Looper opens today, but my friend Mary and I went to see it on Wednesday. I mention the time and the company because, when the movie was over, I asked her if she liked it. Her response was, “I’m not sure. I have to think about it.” I felt the same way, which is why it took me two days to write about it, and I’m still not sure I have anything useful to say.
The story itself is — if you’re comfortable with science fiction time travel — relatively straightforward, especially since lead Joseph Gordon-Levitt narrates it to us in omniscient point of view. Joe (both the actor’s and character’s name) is a Mob hitman. Except in the future, time travel exists, only it’s illegal, so only the Mob uses it. But although they can send people back in time (a one-way trip, it seems), they can’t dispose of bodies, so they have these guys in their past (our future — the movie is set in 2042, while the Mob runs 2072) kill the travelers and get rid of the corpses. When Joe is sent his future self (Bruce Willis) as a victim, then things get complicated.
The film is a sci-fi action flick that puts its emphasis on murdering and not getting murdered. The time travel stuff gives the more cerebral viewer something to think about, but (as happens with any action movie starring Bruce Willis) during one significant, bloody sequence, I did find myself thinking “Die Hard in the future”. If I was going to pick a Willis movie to watch again, it would be Red or even Surrogates, both of which provide more of a balance between action and plot. Looper was more violent than I expected (which, yes, is a stupid thing to say about an assassination movie).
Where Looper stands out for me is the setting. Their 2042 does have enough futuristic touches to make it clear that this isn’t just today with a bit more dirt and neon. (Which always makes me think the filmmakers were too cheap to commit to an SF film. That’s not the case here.) It’s SF with a heavy layer of noir, symbolized by the ties Joe wears (and gets teased for). There’s also a fantasy aspect to one of the key plot twists, which I shan’t spoil but many viewers will see coming early.
The prosthetics and makeup used to make Gordon-Levitt resemble Willis are impressive and effective but sometimes distracting. Occasionally, he more resembles Keanu Reeves. I also wondered, every time someone touched Gordon-Levitt’s hair (a minor plot point), if there was meant to be some kind of dark joke or irony there, given Willis’ famous baldness. That wasn’t intentional on the filmmakers’ part, I’m sure, but it did kick me briefly out of the filmic world.
There is one point where I’m not sure whether I saw an alternate future or a time loop changing the past, but I don’t care enough to see it again and figure it out. Especially since there’s another scene that is so horrific in its punishment concept that it gave me nightmares, and I still can’t shake it. If I’d known it was in there, I wouldn’t have seen the movie. There are a few laughs to release the tension — watch for Jeff Daniels’ line about China, which went over big with the audience, even if his character is underdeveloped and carries unanswered questions — and they’re much needed. I was sore when I got home from unconsciously tensing my muscles while watching.
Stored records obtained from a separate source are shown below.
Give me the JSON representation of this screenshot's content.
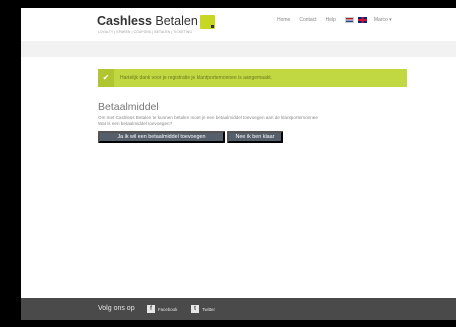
{
  "header": {
    "logo_bold": "Cashless",
    "logo_regular": "Betalen",
    "tagline": "LOYALTY | SPAREN | COUPONS | BETALEN | TICKETING",
    "nav": [
      {
        "label": "Home"
      },
      {
        "label": "Contact"
      },
      {
        "label": "Help"
      }
    ],
    "user_menu": "Marco ▾"
  },
  "alert": {
    "message": "Hartelijk dank voor je registratie je klantportemonnee is aangemaakt."
  },
  "main": {
    "title": "Betaalmiddel",
    "desc_line1": "Om met Cashless Betalen te kunnen betalen moet je een betaalmiddel toevoegen aan de klantportemonnee",
    "desc_line2": "Wat is een betaalmiddel toevoegen?",
    "btn_add": "Ja ik wil een betaalmiddel toevoegen",
    "btn_done": "Nee ik ben klaar"
  },
  "footer": {
    "follow_label": "Volg ons op",
    "facebook": "Facebook",
    "twitter": "Twitter"
  },
  "colors": {
    "accent": "#c2d843",
    "button": "#555f6b",
    "footer": "#4a4a4a"
  }
}
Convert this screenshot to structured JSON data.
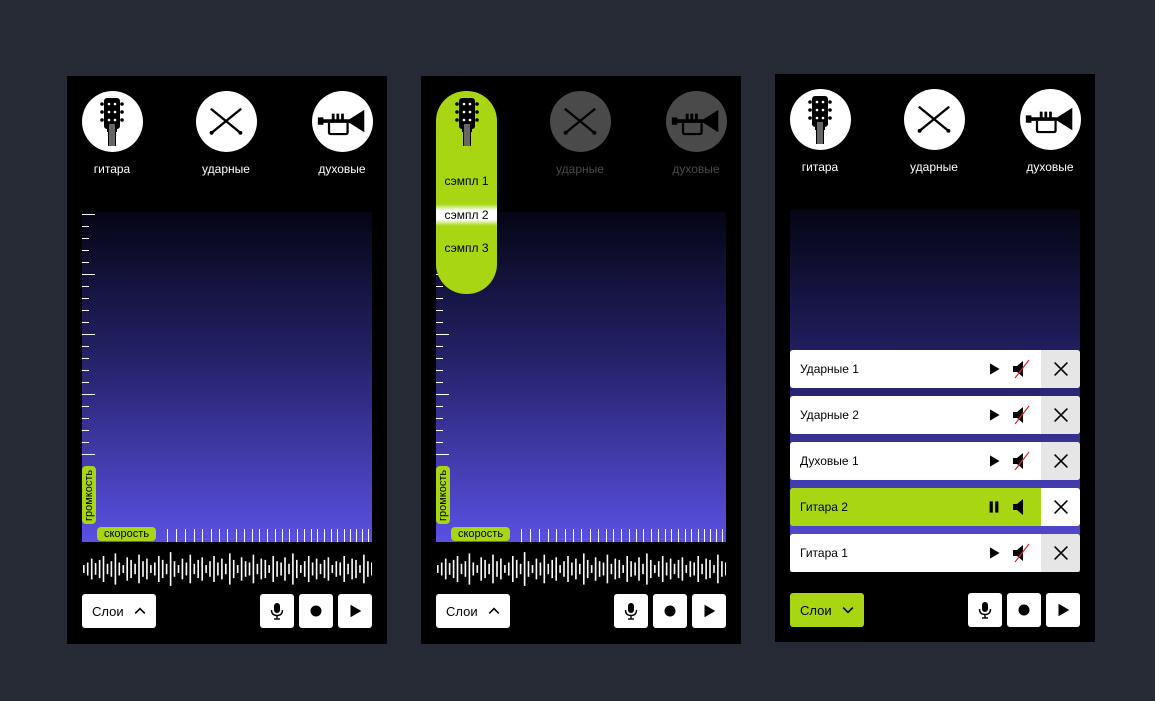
{
  "instruments": [
    {
      "label": "гитара",
      "icon": "guitar-headstock-icon"
    },
    {
      "label": "ударные",
      "icon": "drumsticks-icon"
    },
    {
      "label": "духовые",
      "icon": "trumpet-icon"
    }
  ],
  "sliders": {
    "volume_label": "громкость",
    "speed_label": "скорость"
  },
  "sample_menu": {
    "options": [
      "сэмпл 1",
      "сэмпл 2",
      "сэмпл 3"
    ],
    "selected": "сэмпл 2"
  },
  "bottom_bar": {
    "layers_label": "Слои"
  },
  "layers": [
    {
      "name": "Ударные 1",
      "state": "paused",
      "muted": true
    },
    {
      "name": "Ударные 2",
      "state": "paused",
      "muted": true
    },
    {
      "name": "Духовые 1",
      "state": "paused",
      "muted": true
    },
    {
      "name": "Гитара 2",
      "state": "playing",
      "muted": false
    },
    {
      "name": "Гитара 1",
      "state": "paused",
      "muted": true
    }
  ],
  "colors": {
    "page_bg": "#262a34",
    "accent": "#a8d612",
    "gradient_bottom": "#5a50e2"
  }
}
As one might expect, Looper does not pass the Bechdel test. There are a couple of significant female characters — Emily Blunt is most prominent, as a farm woman with a young son, but Piper Perabo and Summer Qing are love interests as well, if minimally sketched and based on cliches — but none of them talk to each other. It’s very much Gordon-Levitt’s movie, and his performance is outstanding. Watch Looper with friends who want to spent a couple hours after debating and discussing.